To quantify soil respiration and water content, we used an incubation method (Lemoine et al. 2023) in which 5 g (± 0.2 g) of each sample was placed into a 100 ml clear glass bottle, sealed, and flushed with CO2-free air. Following flushing, we incubated the bottles for one hour at 25°C. We then recorded CO2 concentrations using an LI-850 CO2/H2O infrared gas analyzer. After soil respiration measurements, we determined sample dry weight by drying each sample at 60°C for 24-48 hours until stable mass was achieved. We subtracted dry weight from starting weight to obtain soil water content. Finally, we used the dry weights and the Ideal Gas Law to standardize all respiration measurements to CO2 μg h-1g dry soil-1.

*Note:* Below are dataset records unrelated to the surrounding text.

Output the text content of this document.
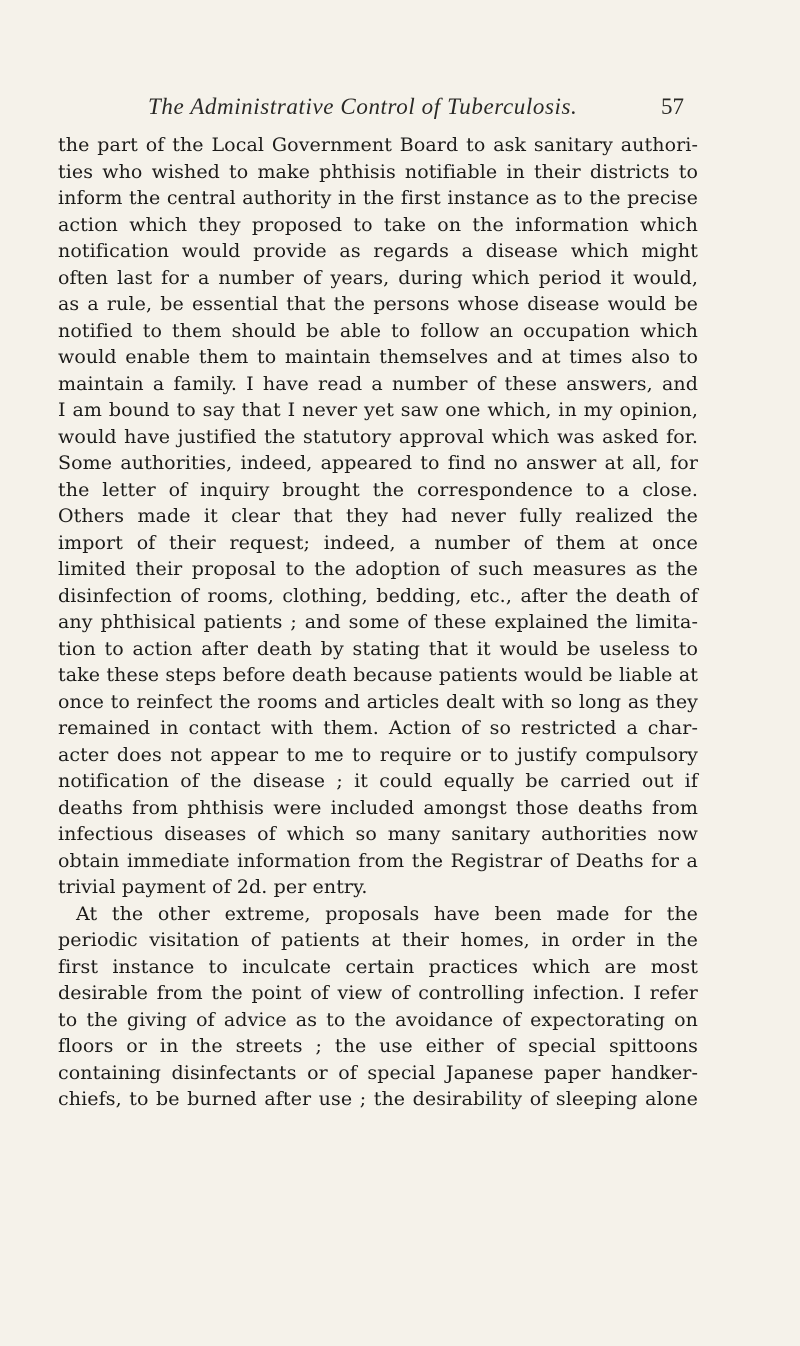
The Administrative Control of Tuberculosis.	57
the part of the Local Government Board to ask sanitary authori-
ties who wished to make phthisis notifiable in their districts to
inform the central authority in the first instance as to the precise
action which they proposed to take on the information which
notification would provide as regards a disease which might
often last for a number of years, during which period it would,
as a rule, be essential that the persons whose disease would be
notified to them should be able to follow an occupation which
would enable them to maintain themselves and at times also to
maintain a family. I have read a number of these answers, and
I am bound to say that I never yet saw one which, in my opinion,
would have justified the statutory approval which was asked for.
Some authorities, indeed, appeared to find no answer at all, for
the letter of inquiry brought the correspondence to a close.
Others made it clear that they had never fully realized the
import of their request; indeed, a number of them at once
limited their proposal to the adoption of such measures as the
disinfection of rooms, clothing, bedding, etc., after the death of
any phthisical patients ; and some of these explained the limita-
tion to action after death by stating that it would be useless to
take these steps before death because patients would be liable at
once to reinfect the rooms and articles dealt with so long as they
remained in contact with them. Action of so restricted a char-
acter does not appear to me to require or to justify compulsory
notification of the disease ; it could equally be carried out if
deaths from phthisis were included amongst those deaths from
infectious diseases of which so many sanitary authorities now
obtain immediate information from the Registrar of Deaths for a
trivial payment of 2d. per entry.
At the other extreme, proposals have been made for the
periodic visitation of patients at their homes, in order in the
first instance to inculcate certain practices which are most
desirable from the point of view of controlling infection. I refer
to the giving of advice as to the avoidance of expectorating on
floors or in the streets ; the use either of special spittoons
containing disinfectants or of special Japanese paper handker-
chiefs, to be burned after use ; the desirability of sleeping alone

To test our third hypothesis that carcass-derived nutrients would be incorporated by plants, we measured foliar nutrient concentrations in U. trichopus. Two grams of each dried leaf sample was sent to the BIOGRIP laboratory for preparation and measurements of %N and δ15N via stable isotope analysis as described above. A Sorghum flour standard (1.47 ± 0.25 %N) from Elemental Microanalysis Ltd (UK) was used for calibration, along with two international reference standards (USGS40 and USGS41). The quantification limit for δ15N on the IRMS is 1 nA, and the quantification limit for %N is 1.3%. The precision for the %N was 0.02% and for δ15N is ±0.08‰. Limits were determined using the sorghum flour standard, which was run multiple times throughout the analysis. Additionally, we sent 5 g per sample to Cedara Analytical Services Laboratory to quantify micronutrients in grass tissue (P, Na, Mg, K, Ca, and Fe) using Inductively Coupled Plasma Optical Emission Spectroscopy (ICP-OES 5800, Agilent, USA). Samples were dried (110°C overnight) and milled to a fine powder. Subsamples (0.5 g) were ashed at 450°C for 4 hours, and the ash was re-wet using 2 mL conc. HCl (32%). Samples were evaporated to dryness then re-suspended in 25 mL 1M HCl before filtering. Lastly, the filtrate was diluted with de-ionized water in a ratio of 5:20 filtrate to water. To calibrate the ICP-OES, solutions containing known amounts of each element were measured (10-20 ppm for Na and C, 200-1500 ppm for Fe, 0.5-3.75% for K, and 0.125-0.5% for P), prepared from 1000 ppm primary single standards. At three of the ten sites, we did not find sufficient plant material at the central point for analysis, resulting in a sample size of N = 7 for the center (distance = 0.5m) measurement for leaf nutrient analyses.